Is a business being carried on?
Whether an entity is using a property in the course carrying on a business depends on the particular circumstances of each case. In Tax Ruling TR 97/11 the Australian Taxation Office (ATO) outlines the factors that are relevant when determining whether a business is being carried on. These include:
• the size and scale and nature of the activity being carried on
• the repetition and regularity of the activities carried on.
In SMSF Ruling SMSFR 2009/1 the ATO provided an example of a situation where a taxpayer owned 20 residential apartments which they leased out and managed themselves. In this case, the ATO confirmed that the properties qualified as BRP as the size, scale and repetition of the activities indicated they were being used in a property leasing business.
Wholly and exclusively
Under the BRP definition a property must also be used wholly and exclusively in the course of running a business. Therefore, any use of a property for private or domestic purposes would generally disqualify the property from being BRP. For example, where the owner of a retail shop also lived on the premises, the property would generally fail the BRP definition.
However, the ATO has confirmed in SMSFR 2009/1 that any private or domestic use of a property will not cause the property to fail the BRP definition where that private or domestic use is:
• occasioned by the business being carried on
• incidental and relevant to the business being carried on
• only minor or trifling.
For example, the use of a motel room by a guest for their private purposes would not disqualify a motel from being BRP as that private use is incidental and relevant to the underlying motel business being carried on.
Property as an active asset for CGT purposes
Real property may also qualify as an active asset under the small business CGT concessions where it is used in the course of carrying on a business by the taxpayer, their affiliate or a connected entity and its main use is not to derive rent (unless only temporarily).

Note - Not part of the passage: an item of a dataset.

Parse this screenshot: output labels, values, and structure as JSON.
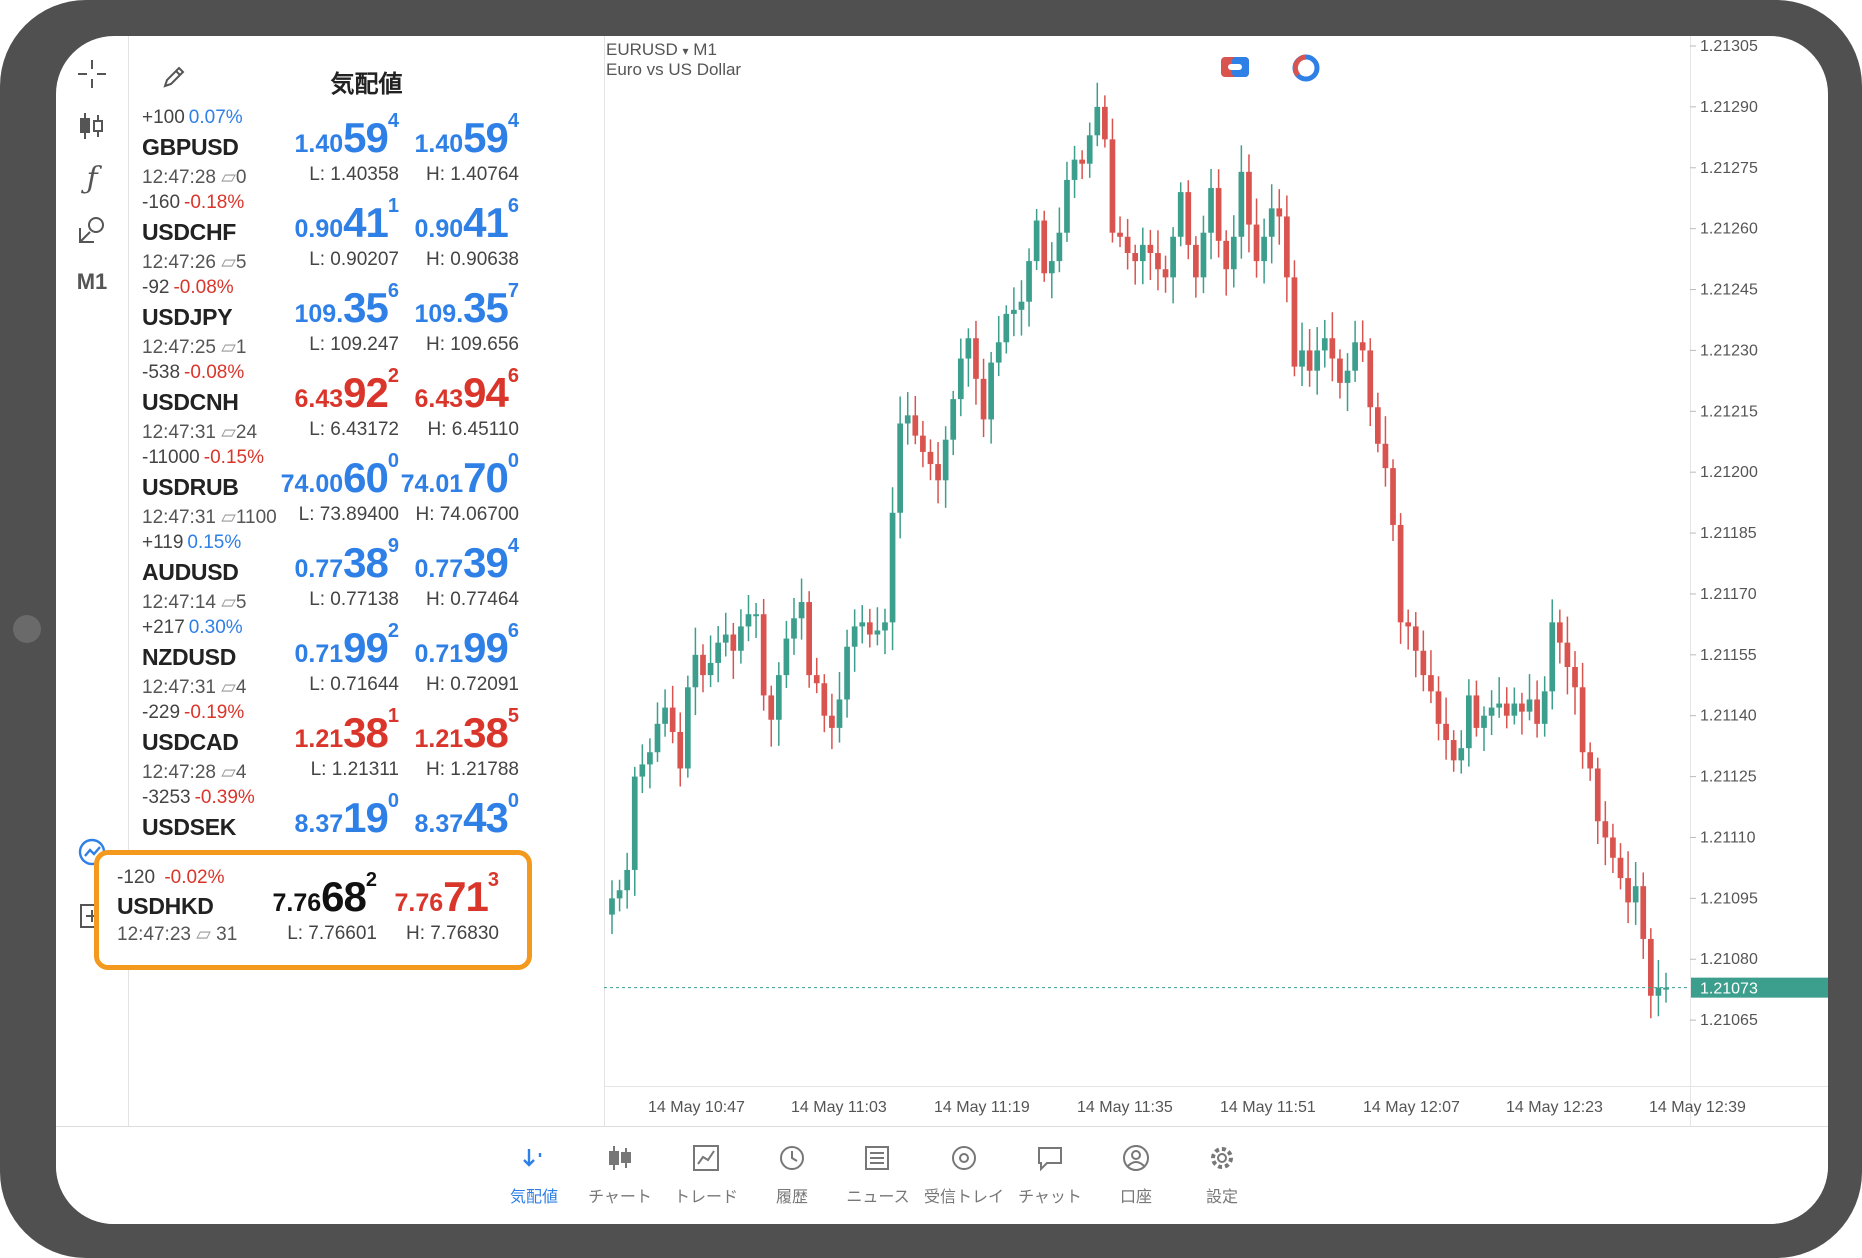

When does a property derive rent?
The ATO has confirmed that income generated from a property will be rent where the property is leased under a landlord/tenant arrangement and the tenant has exclusive possession of the property.
In contrast, the ATO also confirmed that income derived from a property where guests only have a right of occupancy subject to certain conditions will not be rent as the arrangement does not constitute a landlord/tenant relationship. Other factors which would indicate that an amount of income is not rent include:
• where the owner retains a high degree of control over the property
• if the amount charged includes the provision of other services, such as the supply of linen, meals and room cleaning
• where guests have shared rather than exclusive use of the property, including common areas and features such as lounge areas, pools, tennis courts and gardens.
Therefore, a property used in a business of providing accommodation, such as a hotel, motel or resort, could potentially qualify both as a BRP and as an active asset.
In this case, the property could be transferred to an SMSF from a related party and the small business CGT concessions could be applied (subject to satisfying the other eligibility criteria) to reduce or eliminate any resulting realised capital gains.
What about leasing out a single holiday house?
Leasing out a single property, such as a beach house, is generally considered to be a passive investment activity and not carrying on a business. Therefore, a single beach house would generally not qualify as BRP.
In addition, where the lease arrangement entitled the tenant to exclusive possession during the period of their stay the property would be unlikely to qualify as an active asset as its main use would be to derive rent.